Construction of the course began in Oct. 1993, and over the next 18 months progressed pretty much on schedule. On April 28, 1995, at the official opening, the proud Egets and an equally proud Gary Player accepted the congratulations from what was already a membership of more than 200.
It is a course of extraordinary aesthetic charm, with an overall elevation change of 90 feet. Each hole is routed separately through the trees. There are no houses, no roads, no distractions of any kind. As at Glenmaura, it is a case of the golfer and nature.
From the day it opened, the course did not appear to be new. There was nothing raw about it. Huge old hardwoods line most of the holes. Included are several varieties of oak and maple, to say nothing of cherry, walnut, beech, and others. One of the black walnut trees is approximately 300 years old.
Still, perhaps no element of the vegetation contributes so strongly to one’s favorable impression of the course as the native fescue grasses. Often flanking the fairways, they range in height from three to six feet. They add variety in color to the course and, when waving in the breeze, they lend a suggestion of movement to this exquisite landscape. Not incidentally, they are the very devil to recover from, and they help materially to account for the fact that a number of players here find themselves reminded of such great old-world-style courses as Garden City Golf Club and Prairie Dunes and, to a lesser degree, even Shinnecock Hills.
Speaking of old world. Player has introduced a number of stacked-sod bunkers—from a distance you feel that you are looking at a brick wall—into the design, something one very rarely sees outside the British Isles. They incline to be deep, with steep, near-vertical faces.
The course, par 71, can be played as far back as 6,900 yards and as far forward as 5,000 yards, with three stops in between. Every hole has at least six tees and there is a total of 137 separate teeing grounds, which must be something of a record.
There is water, generally in the form of ponds, on eight holes.

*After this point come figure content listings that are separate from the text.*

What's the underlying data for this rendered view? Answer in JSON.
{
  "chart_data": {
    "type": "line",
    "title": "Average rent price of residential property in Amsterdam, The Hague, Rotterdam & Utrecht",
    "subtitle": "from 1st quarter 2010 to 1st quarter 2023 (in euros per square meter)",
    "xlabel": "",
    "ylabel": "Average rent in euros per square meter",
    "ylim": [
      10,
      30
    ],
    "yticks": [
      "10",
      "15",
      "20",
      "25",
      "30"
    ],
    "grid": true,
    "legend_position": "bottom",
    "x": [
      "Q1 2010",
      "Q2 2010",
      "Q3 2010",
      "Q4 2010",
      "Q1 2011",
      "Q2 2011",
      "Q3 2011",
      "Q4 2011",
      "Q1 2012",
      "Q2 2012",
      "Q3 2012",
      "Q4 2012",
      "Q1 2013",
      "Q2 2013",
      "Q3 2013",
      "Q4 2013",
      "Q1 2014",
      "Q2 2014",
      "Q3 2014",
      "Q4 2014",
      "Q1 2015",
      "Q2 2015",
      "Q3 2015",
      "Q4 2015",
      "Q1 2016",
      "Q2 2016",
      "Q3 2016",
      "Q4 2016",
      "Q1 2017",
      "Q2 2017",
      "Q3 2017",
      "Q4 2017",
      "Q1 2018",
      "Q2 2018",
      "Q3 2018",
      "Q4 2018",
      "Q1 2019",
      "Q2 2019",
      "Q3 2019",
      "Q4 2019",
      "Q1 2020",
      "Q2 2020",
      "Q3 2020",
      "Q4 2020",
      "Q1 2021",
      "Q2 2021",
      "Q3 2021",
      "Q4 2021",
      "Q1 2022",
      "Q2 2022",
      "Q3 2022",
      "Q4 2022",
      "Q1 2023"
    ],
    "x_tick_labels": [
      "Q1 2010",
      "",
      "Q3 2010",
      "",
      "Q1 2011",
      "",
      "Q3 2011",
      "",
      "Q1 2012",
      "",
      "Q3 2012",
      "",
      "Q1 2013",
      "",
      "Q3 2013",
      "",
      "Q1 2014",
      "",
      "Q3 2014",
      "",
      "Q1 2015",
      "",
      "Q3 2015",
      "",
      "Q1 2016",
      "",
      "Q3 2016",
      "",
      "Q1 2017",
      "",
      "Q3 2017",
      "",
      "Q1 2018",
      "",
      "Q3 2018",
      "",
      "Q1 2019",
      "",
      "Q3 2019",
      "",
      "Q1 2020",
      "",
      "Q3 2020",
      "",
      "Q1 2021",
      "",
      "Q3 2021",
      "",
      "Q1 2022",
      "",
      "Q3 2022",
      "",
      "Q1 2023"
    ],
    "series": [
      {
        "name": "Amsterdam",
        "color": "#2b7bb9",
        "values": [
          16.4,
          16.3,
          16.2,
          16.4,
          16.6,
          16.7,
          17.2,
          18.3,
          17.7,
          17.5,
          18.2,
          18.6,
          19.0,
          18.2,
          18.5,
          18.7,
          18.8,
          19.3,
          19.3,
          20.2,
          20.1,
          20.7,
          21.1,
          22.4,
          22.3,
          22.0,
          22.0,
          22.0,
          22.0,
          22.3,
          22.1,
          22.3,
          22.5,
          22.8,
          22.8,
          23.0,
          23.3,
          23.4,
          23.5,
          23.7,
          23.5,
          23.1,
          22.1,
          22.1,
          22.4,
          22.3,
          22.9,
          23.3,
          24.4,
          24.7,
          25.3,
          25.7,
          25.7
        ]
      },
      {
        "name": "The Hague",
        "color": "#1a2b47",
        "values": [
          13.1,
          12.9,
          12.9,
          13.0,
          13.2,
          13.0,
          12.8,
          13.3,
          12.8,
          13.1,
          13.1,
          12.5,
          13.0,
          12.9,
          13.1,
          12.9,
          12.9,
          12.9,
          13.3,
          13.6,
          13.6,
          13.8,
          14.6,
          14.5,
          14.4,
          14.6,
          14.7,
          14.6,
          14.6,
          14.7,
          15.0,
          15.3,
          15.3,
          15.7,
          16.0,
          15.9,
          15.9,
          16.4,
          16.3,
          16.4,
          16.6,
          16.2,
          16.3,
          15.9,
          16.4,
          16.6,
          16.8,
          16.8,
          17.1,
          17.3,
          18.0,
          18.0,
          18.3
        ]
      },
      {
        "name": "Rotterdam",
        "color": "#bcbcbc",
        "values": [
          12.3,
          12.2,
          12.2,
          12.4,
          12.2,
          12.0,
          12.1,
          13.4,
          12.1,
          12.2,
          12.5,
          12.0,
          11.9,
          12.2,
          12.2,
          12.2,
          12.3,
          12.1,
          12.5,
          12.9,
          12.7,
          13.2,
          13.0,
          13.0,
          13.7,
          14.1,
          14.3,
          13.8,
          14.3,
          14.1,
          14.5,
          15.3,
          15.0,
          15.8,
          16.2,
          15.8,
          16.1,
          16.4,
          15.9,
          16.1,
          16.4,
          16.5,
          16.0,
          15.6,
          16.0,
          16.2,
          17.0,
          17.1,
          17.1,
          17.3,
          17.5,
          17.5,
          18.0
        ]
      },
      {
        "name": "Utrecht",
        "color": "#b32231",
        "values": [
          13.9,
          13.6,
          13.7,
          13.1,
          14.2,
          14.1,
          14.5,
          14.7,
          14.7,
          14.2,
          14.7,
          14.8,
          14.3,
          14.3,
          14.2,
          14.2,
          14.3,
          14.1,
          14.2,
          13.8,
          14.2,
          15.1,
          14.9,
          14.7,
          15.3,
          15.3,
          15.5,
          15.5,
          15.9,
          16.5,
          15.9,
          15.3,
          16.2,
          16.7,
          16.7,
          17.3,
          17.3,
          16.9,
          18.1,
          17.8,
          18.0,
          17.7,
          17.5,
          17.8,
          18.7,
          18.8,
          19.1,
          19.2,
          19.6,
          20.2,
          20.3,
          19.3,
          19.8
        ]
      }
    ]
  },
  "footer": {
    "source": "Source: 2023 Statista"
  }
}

Only twice, however, is a forced carry called for. The other six times the hazard is a parallel one. The fairways are generous, but the scrub and the tall fescues that flank them are hostile. The greens tend to be huge: the par-3 8th, for instance, has a putting surface of 12,500 square feet. Fortunately, the slopes and undulations are not excessive. We have a reasonable chance of lagging close.
When Player was asked to name his favorite holes here, he cited 3, 6, 9, 12, 13, and 18. Asked the same question, Ed Eget cited the opening hole and the llth. The 1st is hard and dangerous, a distinctly inhospitable start to the round, but, on the other hand, fair notice that this is golf in earnest. This gentle dogleg left is 417 yards long from the regular tees, the entire right side densely wooded and containing a 45-foot falloff into a wooded valley. The fairway, one of many such, is bi-level. The 10,000-square foot green is a two-tier design, with a severe drop on the right, where “salvation bunkers” prevent a plunge to the bottom of the steep hillside. The hole is a classic card-wrecker, and this before we even have anything on the card!
On the other hand, the 185-yard 11th is a pure delight. Here another spacious green lies well below us and on the far side of a pretty pond. Bold fescue-cloaked mounds snare the unintended push (or the deliberate bail-out). The backcloth for the green is woodlands. A lovely hole, it is also no giveaway. And just for the record, it has nine tees.
Chesterfield is probably the best work Gary Player has yet done—and in a setting of uncommon natural beauty. The second time around in the golf course business, Ed and Corinne Eget have come up with the 18 of their dreams.